Em outubro de 2014 após visitar a Tunísia e atravessar todo Marrocos até seu extremo sul, chego no Saara Ocidental, um território anexado pelo Marrocos. O local é desértico e existe apenas poucas cidades espalhadas na região. A cidade de Dakhla é aonde passei a maior parte do tempo, pois é o lugar mais turístico. Fortes ventos sopram o ano no seu litoral, sendo bem propício para prática de kitesurfing, um esporte que gosto muito.

Depois de alguns dias, resolvo ir para o Senegal. O problema é que eu teria que cruzar duas fronteiras complicadas. A primeira é a do Saara Ocidental com a Mauritânia, que passa por um território chamado “Terra de Ninguém”. Uma área disputada por Marrocos e pela República Árabe Saaraui Democrática. Já a segunda está entre a Mauritânia e o Senegal, local considerado por muitos como a fronteira mais corrupta do Mundo.

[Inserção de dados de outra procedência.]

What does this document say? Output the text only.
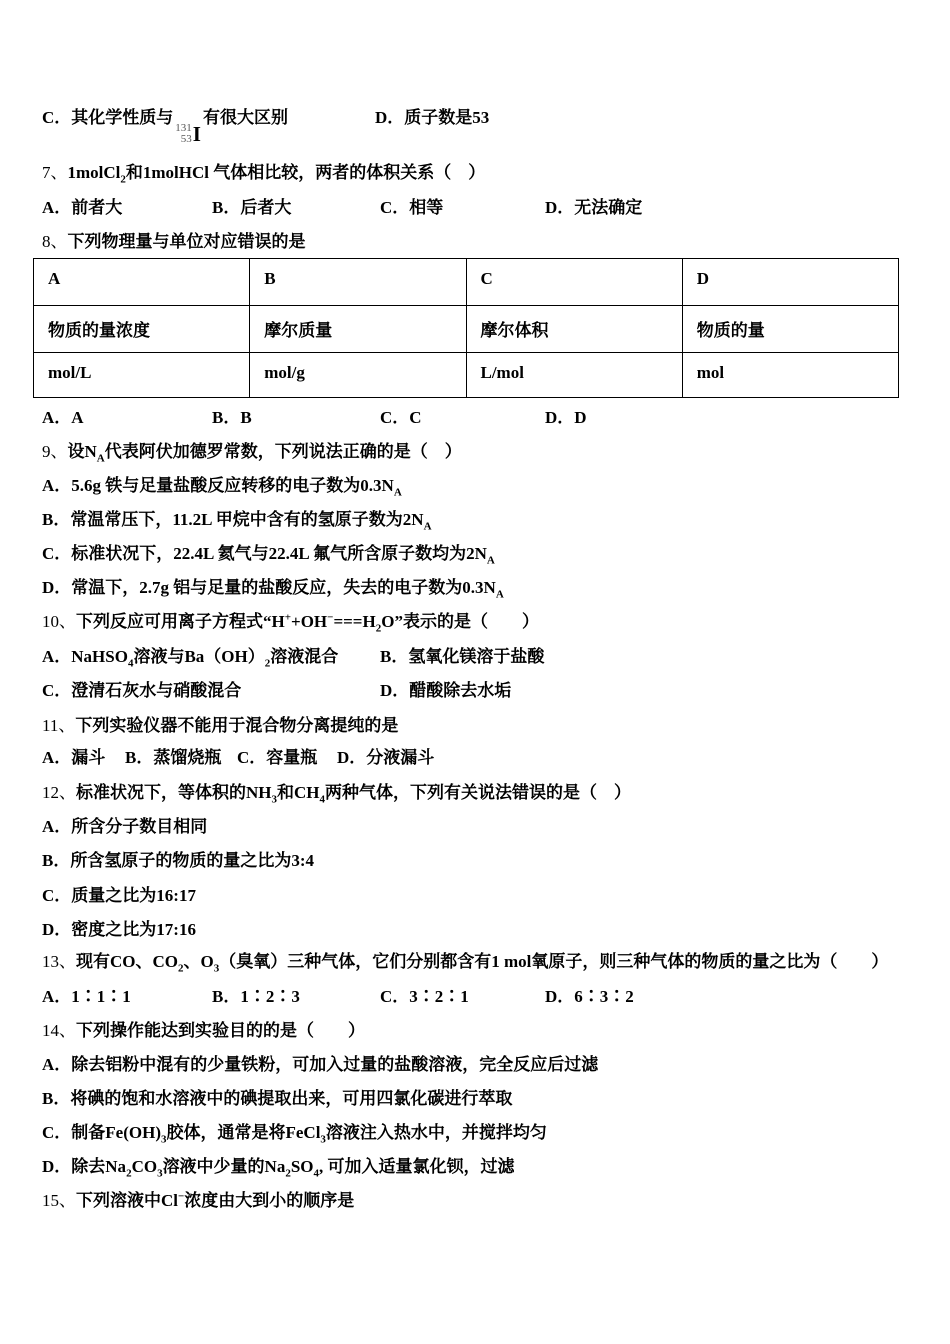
C．其化学性质与
131
53 I
有很大区别	D．质子数是53
7、1molCl$_2$和1molHCl 气体相比较，两者的体积关系（　）
A．前者大	B．后者大	C．相等	D．无法确定
8、下列物理量与单位对应错误的是
A	B	C	D
物质的量浓度	摩尔质量	摩尔体积	物质的量
mol/L	mol/g	L/mol	mol
A．A	B．B	C．C	D．D
9、设$N_A$代表阿伏加德罗常数，下列说法正确的是（　）
A．5.6g 铁与足量盐酸反应转移的电子数为$0.3N_A$
B．常温常压下，11.2L 甲烷中含有的氢原子数为$2N_A$
C．标准状况下，22.4L 氦气与22.4L 氟气所含原子数均为$2N_A$
D．常温下，2.7g 铝与足量的盐酸反应，失去的电子数为$0.3N_A$
10、下列反应可用离子方程式“$H^++OH^-===H_2O$”表示的是（　　）
A．NaHSO$_4$溶液与$Ba(OH)_2$溶液混合 B．氢氧化镁溶于盐酸
C．澄清石灰水与硝酸混合	D．醋酸除去水垢
11、下列实验仪器不能用于混合物分离提纯的是
A．漏斗 B．蒸馏烧瓶 C．容量瓶 D．分液漏斗
12、标准状况下，等体积的$NH_3$和$CH_4$两种气体，下列有关说法错误的是（　）
A．所含分子数目相同
B．所含氢原子的物质的量之比为3:4
C．质量之比为16:17
D．密度之比为17:16
13、现有CO、$CO_2$、$O_3$（臭氧）三种气体，它们分别都含有1 mol氧原子，则三种气体的物质的量之比为（　　）
A．1∶1∶1	B．1∶2∶3	C．3∶2∶1	D．6∶3∶2
14、下列操作能达到实验目的的是（　　）
A．除去铝粉中混有的少量铁粉，可加入过量的盐酸溶液，完全反应后过滤
B．将碘的饱和水溶液中的碘提取出来，可用四氯化碳进行萃取
C．制备$Fe(OH)_3$胶体，通常是将FeCl$_3$溶液注入热水中，并搅拌均匀
D．除去$Na_2CO_3$溶液中少量的$Na_2SO_4$, 可加入适量氯化钡，过滤
15、下列溶液中Cl−浓度由大到小的顺序是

Em Dakhla, combino o preço com um homem para me levar de carro juntamente com outros passageiros até Nouadhibou, que é a maior cidade do norte da Mauritânia. A viagem é de apenas 430km, mas durou treze horas. Não por causa da condição precária do asfalto, mas por haver treze barreiras policiais até a fronteira. Graças a Deus eu trouxe comigo dez cópias do meu passaporte. Assim, eu mostrava o documento original e deixava uma cópia com os oficiais. Com isso, economizei dez minutos ou mais em cada uma das barreiras, pois como eles não tinham computadores, precisavam escrever todos os dados em uma folha de papel.

Na fronteira Terra de Ninguém, entre Saara Ocidental e a Mauritânia

Desde que saímos de Dakhla até chegarmos na fronteira, não passamos por nenhuma alma viva, além dos policiais. A região é um dos países menos populosos do mundo por densidade demográfica. Quando passamos a fronteira, entramos numa zona chamado de “Terra de Ninguém”. Como o nome já diz, essa região de alguns quilômetros de extensão não pertence a nenhum país e é completamente abandonado. Foi um dos lugares mais sujos que vi na minha vida e possui um grande cemitério de carros por vários motivos, seja que ficou atolado, ou estragou no caminho ou contrabandeado. Como não há estrada para atravessá-la e é preciso fazer muitos ziguezagues com o carro para não atolarmos na areia como os outros carros. Fiquei um pouco apavorado por estar neste lugar sem leis, mas Graças a Deus, mais uma vez nada de ruim aconteceu comigo.

Ao chegarmos na Mauritânia, tivemos a sorte de passar bem na nossa frente o maior trem do mundo, que é usado para transportar ferro das minas. À noite, ao entrar na cidade de Nouadhibou, bem cansados da viagem por passar o dia todinho em um carro bem velho, sem ar condicionado debaixo de um sol de rachar do deserto do Saara, fui direto ao meu hotel (muito, mas muito simples) e desmaiei de sono.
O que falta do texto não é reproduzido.